I don’t mind a mess as long as I know where everything in the mess is supposed to go should I decide to use my time to put it away. On the other hand, being half-unpacked drives me completely crazy, and I unpack like mad until everything is unpacked and in its proper place (so I can then use it and leave it messy).
Did you know that even when you move and put something in that “safe” place so it will be easy to find, you lose stuff? I had one car of things. I remembered packing my vitamins in something where they would be easy to find as soon as I arrived here. I didn’t realize before the move that I would be entirely unpacked in two days due to an intense need to get rid of a pile of full boxes (and transform them into a pile of empty boxes in a closet). I found those vitamins in the last thing I unpacked. By then, I had resigned myself to the unfortunate idea that when a gracious friend helped me by taking a last trip to the Salvation Army, I had given her a wrong box. Fortunately, that doesn’t seem to have been the case.

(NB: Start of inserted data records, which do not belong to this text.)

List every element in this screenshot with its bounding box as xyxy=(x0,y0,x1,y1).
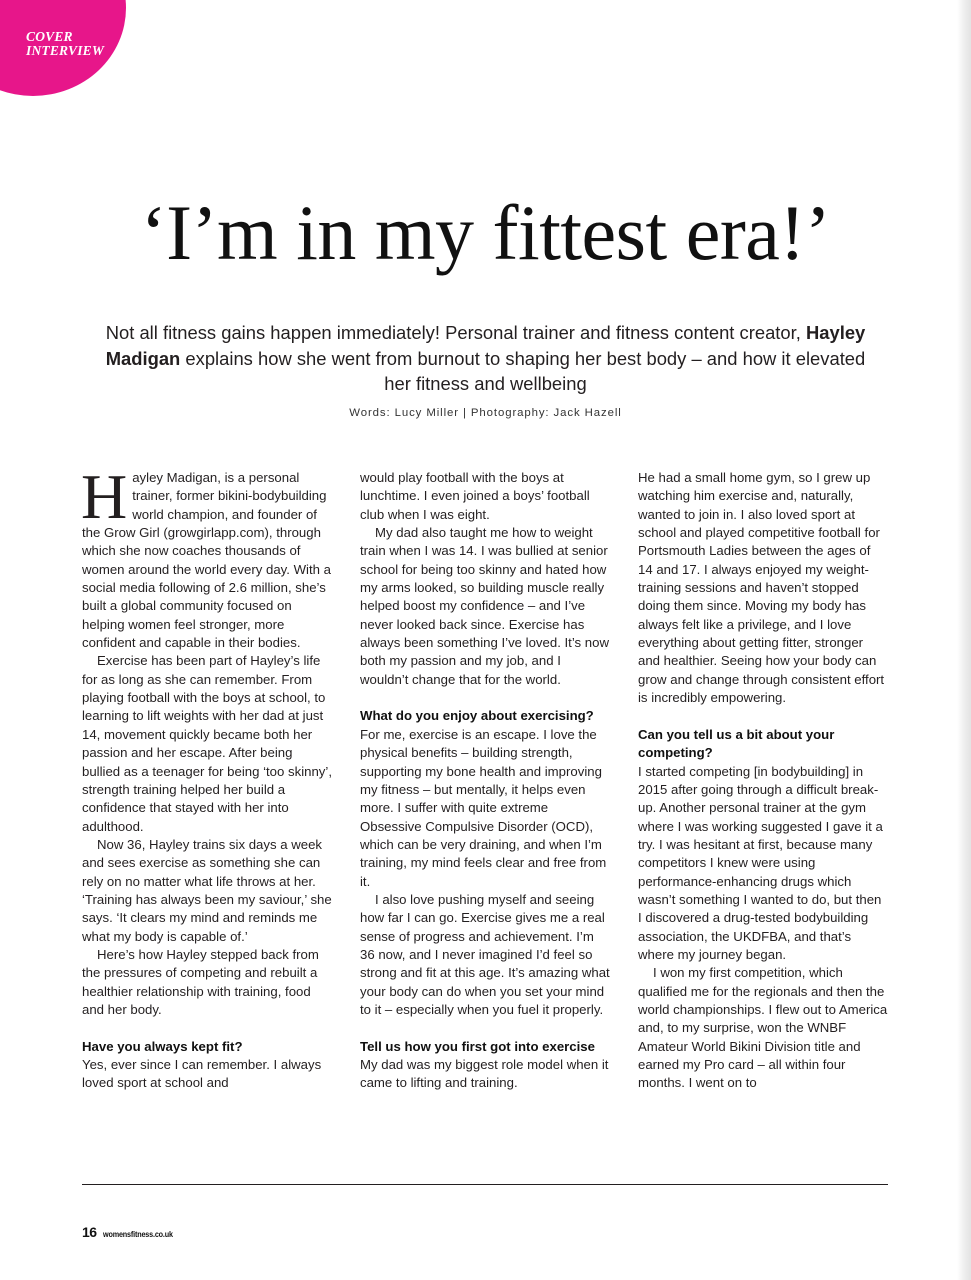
byline-credits: Words: Lucy Miller | Photography: Jack Hazell xyxy=(349,407,622,419)
standfirst-rest: explains how she went from burnout to shaping her best body – and how it elevated her fitness and wellbeing xyxy=(180,347,866,394)
section-label xyxy=(26,30,104,58)
section-label-line2: INTERVIEW xyxy=(26,43,105,58)
question-heading: Can you tell us a bit about your competing? xyxy=(638,726,835,761)
answer-paragraph: I also love pushing myself and seeing how far I can go. Exercise gives me a real sense of progress and achievement. I’m 36 now, and I never imagined I’d feel so strong and fit at this age. It’s amazing what your body can do when you set your mind to it – especially when you fuel it properly. xyxy=(360,891,610,1017)
question-heading: Have you always kept fit? xyxy=(82,1038,243,1054)
intro-paragraph xyxy=(81,461,332,652)
intro-text: ayley Madigan, is a personal trainer, former bikini-bodybuilding world champion, and founder of the Grow Girl (growgirlapp.com), through which she now coaches thousands of women around the world every day. With a social media following of 2.6 million, she’s built a global community focused on helping women feel stronger, more confident and capable in their bodies. xyxy=(82,470,331,651)
page-folio xyxy=(82,1224,185,1240)
body-paragraph: My dad also taught me how to weight train when I was 14. I was bullied at senior school for being too skinny and hated how my arms looked, so building muscle really helped boost my confidence – and I’ve never looked back since. Exercise has always been something I’ve loved. It’s now both my passion and my job, and I wouldn’t change that for the world. xyxy=(360,525,609,687)
article-column-2 xyxy=(360,469,610,1093)
section-label-line1: COVER xyxy=(26,29,73,44)
standfirst-subject-name: Hayley Madigan xyxy=(105,322,866,369)
body-paragraph: Exercise has been part of Hayley’s life for as long as she can remember. From playing football with the boys at school, to learning to lift weights with her dad at just 14, movement quickly became both her passion and her escape. After being bullied as a teenager for being ‘too skinny’, strength training helped her build a confidence that stayed with her into adulthood. xyxy=(82,653,332,834)
standfirst-intro: Not all fitness gains happen immediately! Personal trainer and fitness content creator, xyxy=(105,322,806,343)
page-number: 16 xyxy=(82,1224,97,1240)
answer-paragraph: I won my first competition, which qualified me for the regionals and then the world championships. I flew out to America and, to my surprise, won the WNBF Amateur World Bikini Division title and earned my Pro card – all within four months. I went on to xyxy=(638,965,888,1091)
body-paragraph: Now 36, Hayley trains six days a week and sees exercise as something she can rely on no matter what life throws at her. ‘Training has always been my saviour,’ she says. ‘It clears my mind and reminds me what my body is capable of.’ xyxy=(82,836,332,944)
answer-paragraph: Yes, ever since I can remember. I always loved sport at school and xyxy=(82,1057,322,1091)
standfirst xyxy=(100,320,871,397)
body-paragraph: He had a small home gym, so I grew up watching him exercise and, naturally, wanted to join in. I also loved sport at school and played competitive football for Portsmouth Ladies between the ages of 14 and 17. I always enjoyed my weight-training sessions and haven’t stopped doing them since. Moving my body has always felt like a privilege, and I love everything about getting fitter, stronger and healthier. Seeing how your body can grow and change through consistent effort is incredibly empowering. xyxy=(638,470,885,706)
article-headline: ‘I’m in my fittest era!’ xyxy=(140,189,831,276)
question-heading: Tell us how you first got into exercise xyxy=(360,1038,595,1054)
answer-paragraph: I started competing [in bodybuilding] in 2015 after going through a difficult break-up. Another personal trainer at the gym where I was working suggested I gave it a try. I was hesitant at first, because many competitors I knew were using performance-enhancing drugs which wasn’t something I wanted to do, but then I discovered a drug-tested bodybuilding association, the UKDFBA, and that’s where my journey began. xyxy=(638,763,883,962)
body-paragraph: would play football with the boys at lunchtime. I even joined a boys’ football club when I was eight. xyxy=(360,470,590,522)
site-url: womensfitness.co.uk xyxy=(102,1229,173,1239)
answer-paragraph: My dad was my biggest role model when it came to lifting and training. xyxy=(360,1057,609,1091)
drop-cap: H xyxy=(81,461,128,532)
body-paragraph: Here’s how Hayley stepped back from the pressures of competing and rebuilt a healthier relationship with training, food and her body. xyxy=(82,946,319,1017)
article-column-1 xyxy=(81,461,332,1093)
article-column-3 xyxy=(638,469,888,1093)
question-heading: What do you enjoy about exercising? xyxy=(360,708,594,724)
footer-divider xyxy=(82,1184,888,1185)
answer-paragraph: For me, exercise is an escape. I love the physical benefits – building strength, supporting my bone health and improving my fitness – but mentally, it helps even more. I suffer with quite extreme Obsessive Compulsive Disorder (OCD), which can be very draining, and when I’m training, my mind feels clear and free from it. xyxy=(360,726,607,889)
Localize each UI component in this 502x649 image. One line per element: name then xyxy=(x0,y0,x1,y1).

I get irrationally angry when I wake up facing a wall. Apparently for the last several years in my apartment in New Jersey, I had my bed positioned so that when I woke up on my right side, I was facing the room. Here, my bed was positioned so that if I woke on my right side, I was facing the wall. I noticed the last few mornings I became angry to find a wall in front of me. Notice, I used the word was. After realizing why I kept facing a wall upon waking, I moved my bed today. I am sure I do not have enough years in my life left for a shrink to help me figure out why it makes me angry to wake up facing a wall. (And until now, I didn’t even know that I generally sleep on my right side!)
I told a friend today that I was done moving. She congratulated me. I said something like, “No, I have lots of things to do yet; I just can’t take anything else unfamiliar!” “Done” has more than one implication. I look forward to when the newness of here feels like “my” home and not just like “a” home.
A day or two after the purchase of my bed, my sleep schedule started to adjust to this time zone, (which is good because waking up at 2 am was getting old). As I started resting and the stress of the move started to dissipate, creativity reawakened. Today I started to read big thick books again. I even began to read a 110-year old book that was scanned into a computer and incredibly inconvenient to read. Maybe I will finish it tomorrow…
Some colleges have a more secure system to guard their unofficial transcripts than my bank does to guard my money. Seriously, I was on two Zoom calls today to prove my identity with a government issued ID in order to reset my password (or even obtain help on my account). Even after proving my identity that way, you still needed to go through the whole rigmarole of having a secret code sent to your phone to get in. No, that is not true, you had to download a special app that my phone refused to download, so that this very special app could generate the very special code for the system. That university’s transcripts are most secure! That really isn’t a bizarre fact about myself… just about life in general. I digress. Good night!